Eight: base risk (the underlying assessed risk of the theme), trend (whether it is improving or worsening), barrier health (how effective the linked controls are), active signals (the indicators that are firing right now), corrective-action exposure (how much open corrective work sits behind the theme), data confidence (how much real evidence the score rests on), surveillance coverage (how well the operation is watched for this theme), and audit signal load (the weight of open audit findings touching it). One score, fused from all eight — not a colour someone picks by hand.

How does the Safety Risk Profile use the four ICAO risk levels?

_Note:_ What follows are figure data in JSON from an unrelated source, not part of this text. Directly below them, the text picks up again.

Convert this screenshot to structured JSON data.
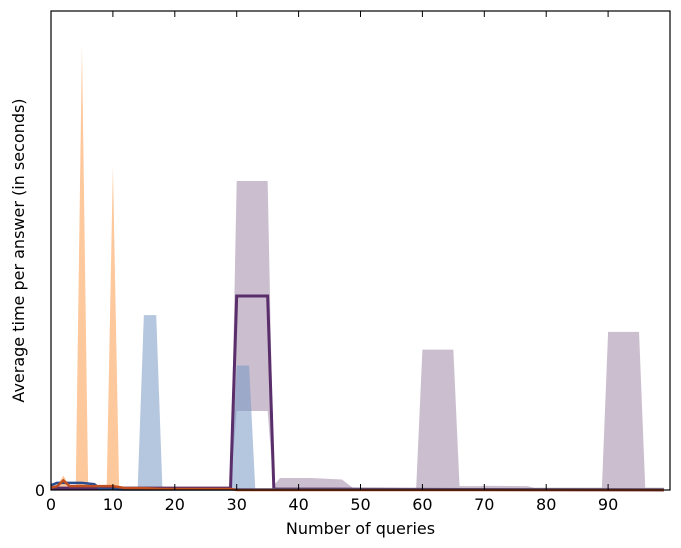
{
  "chart_data": {
    "type": "area",
    "title": "",
    "xlabel": "Number of queries",
    "ylabel": "Average time per answer (in seconds)",
    "xlim": [
      0,
      100
    ],
    "ylim": [
      0,
      1.0
    ],
    "x_ticks": [
      0,
      10,
      20,
      30,
      40,
      50,
      60,
      70,
      80,
      90
    ],
    "y_ticks": [
      0
    ],
    "y_tick_labels": [
      "0"
    ],
    "grid": false,
    "legend": "none",
    "bands": [
      {
        "color": "#a08aa8",
        "opacity": 0.55,
        "x": [
          0,
          29,
          30,
          35,
          36,
          37,
          42,
          47,
          49,
          58,
          59,
          60,
          65,
          66,
          69,
          70,
          77,
          78,
          89,
          90,
          95,
          96,
          99
        ],
        "upper": [
          0.005,
          0.005,
          0.645,
          0.645,
          0.01,
          0.025,
          0.025,
          0.022,
          0.002,
          0.002,
          0.005,
          0.293,
          0.293,
          0.008,
          0.008,
          0.009,
          0.008,
          0.005,
          0.005,
          0.33,
          0.33,
          0.005,
          0.005
        ],
        "lower": [
          0.0,
          0.0,
          0.165,
          0.165,
          0.0,
          0.0,
          0.0,
          0.0,
          0.0,
          0.0,
          0.0,
          0.0,
          0.0,
          0.0,
          0.0,
          0.0,
          0.0,
          0.0,
          0.0,
          0.0,
          0.0,
          0.0,
          0.0
        ]
      },
      {
        "color": "#7898c4",
        "opacity": 0.55,
        "x": [
          0,
          14,
          15,
          17,
          18,
          29,
          30,
          32,
          33,
          99
        ],
        "upper": [
          0.002,
          0.002,
          0.365,
          0.365,
          0.002,
          0.002,
          0.26,
          0.26,
          0.002,
          0.002
        ],
        "lower": [
          0.0,
          0.0,
          0.0,
          0.0,
          0.0,
          0.0,
          0.0,
          0.0,
          0.0,
          0.0
        ]
      },
      {
        "color": "#fb9a4a",
        "opacity": 0.55,
        "x": [
          0,
          1,
          2,
          3,
          4,
          5,
          6,
          9,
          10,
          11,
          12,
          99
        ],
        "upper": [
          0.005,
          0.01,
          0.03,
          0.008,
          0.006,
          0.925,
          0.006,
          0.006,
          0.675,
          0.006,
          0.003,
          0.002
        ],
        "lower": [
          0.0,
          0.0,
          0.0,
          0.0,
          0.0,
          0.0,
          0.0,
          0.0,
          0.0,
          0.0,
          0.0,
          0.0
        ]
      }
    ],
    "series": [
      {
        "color": "#5a2e6a",
        "width": 3,
        "x": [
          0,
          29,
          30,
          35,
          36,
          99
        ],
        "values": [
          0.004,
          0.004,
          0.405,
          0.405,
          0.002,
          0.0
        ]
      },
      {
        "color": "#2a4d8f",
        "width": 2.5,
        "x": [
          0,
          1,
          2,
          5,
          7,
          8,
          12,
          99
        ],
        "values": [
          0.01,
          0.015,
          0.015,
          0.015,
          0.012,
          0.002,
          0.001,
          0.001
        ]
      },
      {
        "color": "#c14f20",
        "width": 2.5,
        "x": [
          0,
          1,
          2,
          3,
          4,
          6,
          10,
          12,
          15,
          18,
          29,
          30,
          99
        ],
        "values": [
          0.005,
          0.008,
          0.02,
          0.008,
          0.008,
          0.008,
          0.008,
          0.004,
          0.004,
          0.002,
          0.002,
          0.0,
          0.0
        ]
      }
    ]
  }
}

eAviora resolves the fused score to the four ICAO Doc 9859 risk levels, rendered as full words: Acceptable, Tolerable, Undesirable and Intolerable. An Acceptable theme needs only routine monitoring; a Tolerable theme is held with active controls; an Undesirable theme demands attention and corrective work; an Intolerable theme cannot stand without immediate action or a recorded, co-signed acceptance. The four-level verdict is the board-level read; the eight components are the explanation underneath it.

Can you drill down from the Safety Risk Profile score?

Yes. The score is not a sealed tile. You open it and walk down into the contributing indicators — the Safety Performance Indicators (SPIs) that move it — the linked barriers whose health it reflects, and the open corrective actions sitting behind it. Because the profile is computed from those live records, the drill-down is the audit: every part of the number traces to a record someone can read, not to a quarterly note.

How is a computed Safety Risk Profile different from a dashboard tile?

A coloured dashboard tile is something a person updates by hand, often quarterly, and it carries no explanation you can inspect. A computed Safety Risk Profile is fused from eight live components, resolves to an ICAO four-level verdict, shows its math, and lets you drill into the indicators, barriers and corrective actions behind it. It also feeds the governance loop: a Safety Action Group whose agenda builds itself from live signals, and a Safety Review Board with recorded votes and two-person co-signed risk-acceptance waivers. The tile tells a story; the computed profile runs a system.